The researchers based their study on data from the National Health and Nutrition Examination Study (NHANES), a cross-sectional representative sample of the United States population collected between 1999 and 2006. Individuals were categorized into one of four proposed phenotypes: low-adiposity/high-muscle, high-adiposity/low-muscle, high-adiposity/high-muscle or low-adiposity/low-muscle.

“We wanted to see whether this proposed categorization was better than the traditional body-mass index (BMI) at predicting all these different cardiometabolic outcomes,” says Sylvia Santosa, professor of health, kinesiology and applied physiology and one of the paper’s authors. Surprisingly, they found BMI, though far from perfect, was in some cases a better predictor of cardiometabolic risks like diabetes and hypertension.

Sylvia Santosa, professor of health, kinesiology and applied physiology. Sylvia Santosa, professor of health, kinesiology and applied physiology.

Alcohol abuse and anxiety sensitivity linked

A published study led by PhD candidate Charlotte Corran and supervised by Roisin O’Connor, professor of psychology, looked at the influences of anxiety sensitivity (AS) on young adults’ alcohol consumption. The researchers found that motives and expectations around drinking were often mutually reinforcing both on average and at specific instances.

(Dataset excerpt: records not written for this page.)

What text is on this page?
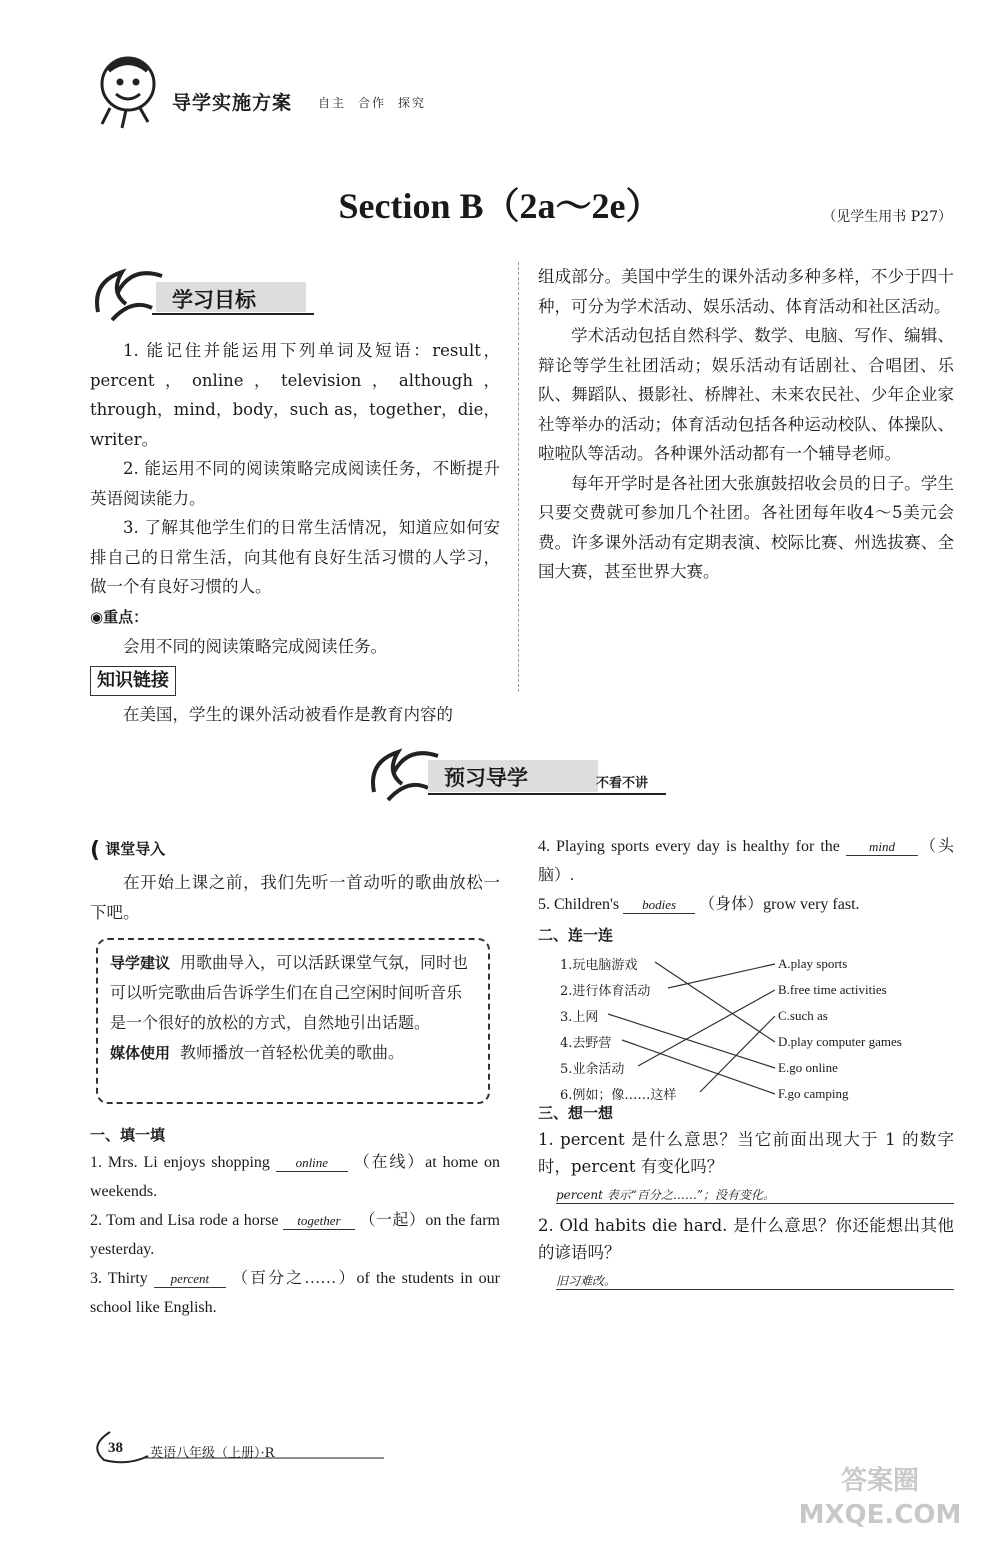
导学实施方案 自主 合作 探究
Section B（2a～2e）	（见学生用书 P27）
学习目标

1. 能记住并能运用下列单词及短语：result，percent，online，television，although，through，mind，body，such as，together，die，writer。

2. 能运用不同的阅读策略完成阅读任务，不断提升英语阅读能力。

3. 了解其他学生们的日常生活情况，知道应如何安排自己的日常生活，向其他有良好生活习惯的人学习，做一个有良好习惯的人。

◉重点：

会用不同的阅读策略完成阅读任务。

知识链接

在美国，学生的课外活动被看作是教育内容的

组成部分。美国中学生的课外活动多种多样，不少于四十种，可分为学术活动、娱乐活动、体育活动和社区活动。

学术活动包括自然科学、数学、电脑、写作、编辑、辩论等学生社团活动；娱乐活动有话剧社、合唱团、乐队、舞蹈队、摄影社、桥牌社、未来农民社、少年企业家社等举办的活动；体育活动包括各种运动校队、体操队、啦啦队等活动。各种课外活动都有一个辅导老师。

每年开学时是各社团大张旗鼓招收会员的日子。学生只要交费就可参加几个社团。各社团每年收4～5美元会费。许多课外活动有定期表演、校际比赛、州选拔赛、全国大赛，甚至世界大赛。

预习导学	不看不讲
( 课堂导入

在开始上课之前，我们先听一首动听的歌曲放松一下吧。

导学建议 用歌曲导入，可以活跃课堂气氛，同时也可以听完歌曲后告诉学生们在自己空闲时间听音乐是一个很好的放松的方式，自然地引出话题。
媒体使用 教师播放一首轻松优美的歌曲。
一、填一填

1. Mrs. Li enjoys shopping online （在线）at home on weekends.

2. Tom and Lisa rode a horse together （一起）on the farm yesterday.

3. Thirty percent （百分之……）of the students in our school like English.

4. Playing sports every day is healthy for the mind （头脑）.

5. Children's bodies （身体）grow very fast.

二、连一连
1.玩电脑游戏
2.进行体育活动
3.上网
4.去野营
5.业余活动
6.例如；像……这样
A.play sports
B.free time activities
C.such as
D.play computer games
E.go online
F.go camping
三、想一想

1. percent 是什么意思？当它前面出现大于 1 的数字时，percent 有变化吗？

percent 表示“百分之……”；没有变化。

2. Old habits die hard. 是什么意思？你还能想出其他的谚语吗？

旧习难改。
38 英语八年级（上册）·R
答案圈 MXQE.COM
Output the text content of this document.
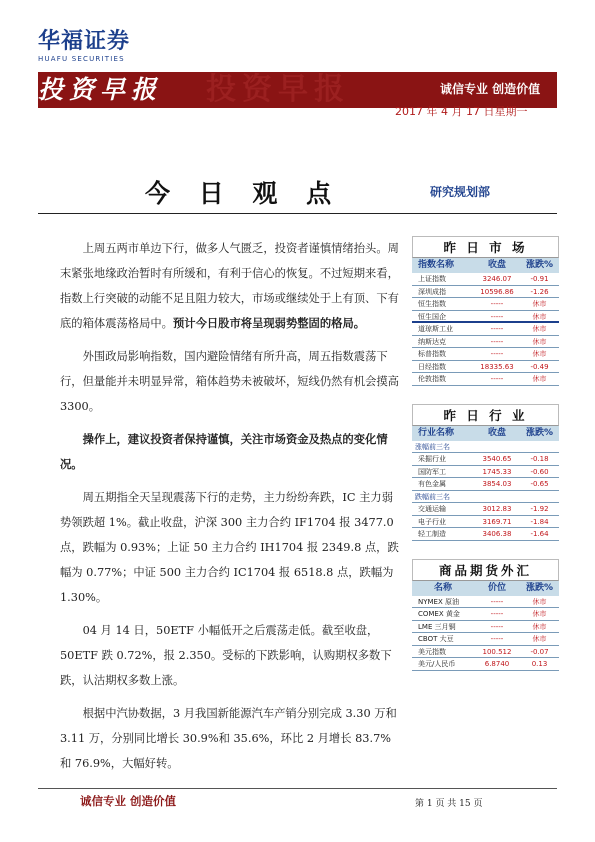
华福证券
HUAFU SECURITIES
投资早报
投资早报	诚信专业 创造价值
2017 年 4 月 17 日星期一
今 日 观 点	研究规划部

上周五两市单边下行，做多人气匮乏，投资者谨慎情绪抬头。周末紧张地缘政治暂时有所缓和，有利于信心的恢复。不过短期来看，指数上行突破的动能不足且阻力较大，市场或继续处于上有顶、下有底的箱体震荡格局中。预计今日股市将呈现弱势整固的格局。

外围政局影响指数，国内避险情绪有所升高，周五指数震荡下行，但量能并未明显异常，箱体趋势未被破坏，短线仍然有机会摸高 3300。

操作上，建议投资者保持谨慎，关注市场资金及热点的变化情况。

周五期指全天呈现震荡下行的走势，主力纷纷奔跌，IC 主力弱势领跌超 1%。截止收盘，沪深 300 主力合约 IF1704 报 3477.0 点，跌幅为 0.93%；上证 50 主力合约 IH1704 报 2349.8 点，跌幅为 0.77%；中证 500 主力合约 IC1704 报 6518.8 点，跌幅为 1.30%。

04 月 14 日，50ETF 小幅低开之后震荡走低。截至收盘，50ETF 跌 0.72%，报 2.350。受标的下跌影响，认购期权多数下跌，认沽期权多数上涨。

根据中汽协数据，3 月我国新能源汽车产销分别完成 3.30 万和 3.11 万，分别同比增长 30.9%和 35.6%，环比 2 月增长 83.7%和 76.9%，大幅好转。

昨 日 市 场
指数名称	收盘	涨跌%
上证指数	3246.07	-0.91
深圳成指	10596.86	-1.26
恒生指数	-----	休市
恒生国企	-----	休市
道琼斯工业	-----	休市
纳斯达克	-----	休市
标普指数	-----	休市
日经指数	18335.63	-0.49
伦敦指数	-----	休市
昨 日 行 业
行业名称	收盘	涨跌%
涨幅前三名
采掘行业	3540.65	-0.18
国防军工	1745.33	-0.60
有色金属	3854.03	-0.65
跌幅前三名
交通运输	3012.83	-1.92
电子行业	3169.71	-1.84
轻工制造	3406.38	-1.64
商品期货外汇
名称	价位	涨跌%
NYMEX 原油	-----	休市
COMEX 黄金	-----	休市
LME 三月铜	-----	休市
CBOT 大豆	-----	休市
美元指数	100.512	-0.07
美元/人民币	6.8740	0.13
诚信专业 创造价值	第 1 页 共 15 页
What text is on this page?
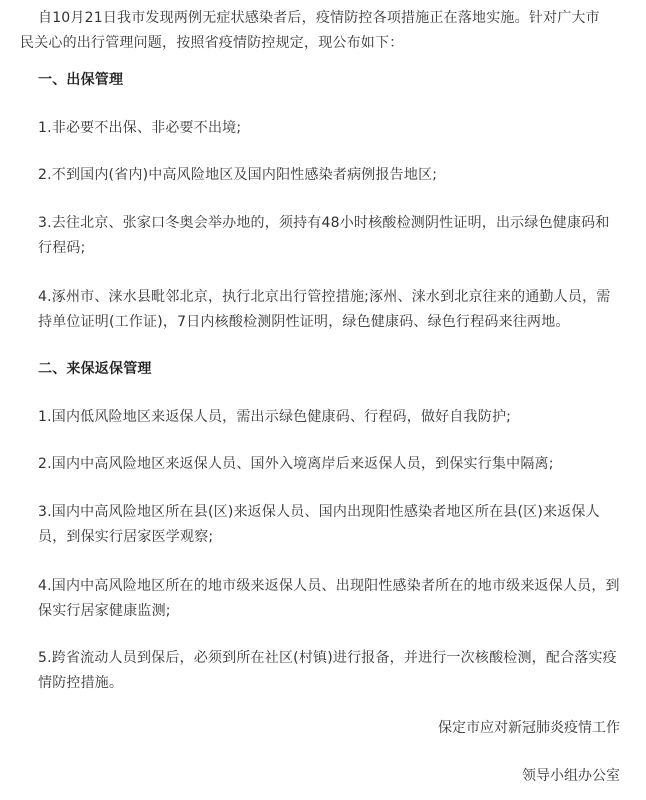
自10月21日我市发现两例无症状感染者后，疫情防控各项措施正在落地实施。针对广大市民关心的出行管理问题，按照省疫情防控规定，现公布如下：

一、出保管理

1.非必要不出保、非必要不出境;

2.不到国内(省内)中高风险地区及国内阳性感染者病例报告地区;

3.去往北京、张家口冬奥会举办地的，须持有48小时核酸检测阴性证明，出示绿色健康码和行程码;

4.涿州市、涞水县毗邻北京，执行北京出行管控措施;涿州、涞水到北京往来的通勤人员，需持单位证明(工作证)，7日内核酸检测阴性证明，绿色健康码、绿色行程码来往两地。

二、来保返保管理

1.国内低风险地区来返保人员，需出示绿色健康码、行程码，做好自我防护;

2.国内中高风险地区来返保人员、国外入境离岸后来返保人员，到保实行集中隔离;

3.国内中高风险地区所在县(区)来返保人员、国内出现阳性感染者地区所在县(区)来返保人员，到保实行居家医学观察;

4.国内中高风险地区所在的地市级来返保人员、出现阳性感染者所在的地市级来返保人员，到保实行居家健康监测;

5.跨省流动人员到保后，必须到所在社区(村镇)进行报备，并进行一次核酸检测，配合落实疫情防控措施。

保定市应对新冠肺炎疫情工作

领导小组办公室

These results help to explain the risk AS poses for problematic alcohol use.

“We know that anxiety sensitivity is a risk factor for alcohol-related problems in the long term, but the association is not always straightforward,” says Corran. “The goal was to clarify the effect of AS on alcohol use and problems through this unfolding bidirectional cognitive process.”

$1.8M for research and training in behaviour change and disease prevention

A Concordia-led preventive-health initiative spearheaded by Simon Bacon, professor of health, kinesiology and applied physiology, received $1.8 million in funding from the Canadian Institutes of Health Research and other partners. The funds will create a training platform focusing on the development and testing of behavioural change interventions.

“We know that changes in lifestyle such as improved diet and regular exercise — even in moderation — can greatly help minimize the impact of preventable disease,” Bacon notes. “This platform will allow us to create the infrastructure to train people how to develop and test interventions and integrate these across the health-care spectrum."

Preschoolers like learning from a competent robot

For a published study, Concordia researchers showed three-year-olds and five-year-olds a video of a young woman and a small robot with humanoid characteristics. The robot labelled familiar objects between them correctly, and the human incorrectly. When asked what each object was called, the three-year-olds showed no preference but the five-year-olds were much more likely to state the term provided by the robot.

“We can see that by age five, children are choosing to learn from a competent teacher over someone more familiar to them — even if the competent teacher is a robot,” says the paper’s lead author, PhD candidate Anna-Elisabeth Baumann. Horizon Postdoctoral Fellow Elizabeth Goldman and undergraduate research assistant Alexandra Meltzer also contributed to the study.

Pictured from left to right: Anna-Elisabeth Baumann and Elizabeth Goldman. From left to right: Anna-Elisabeth Baumann and Elizabeth Goldman.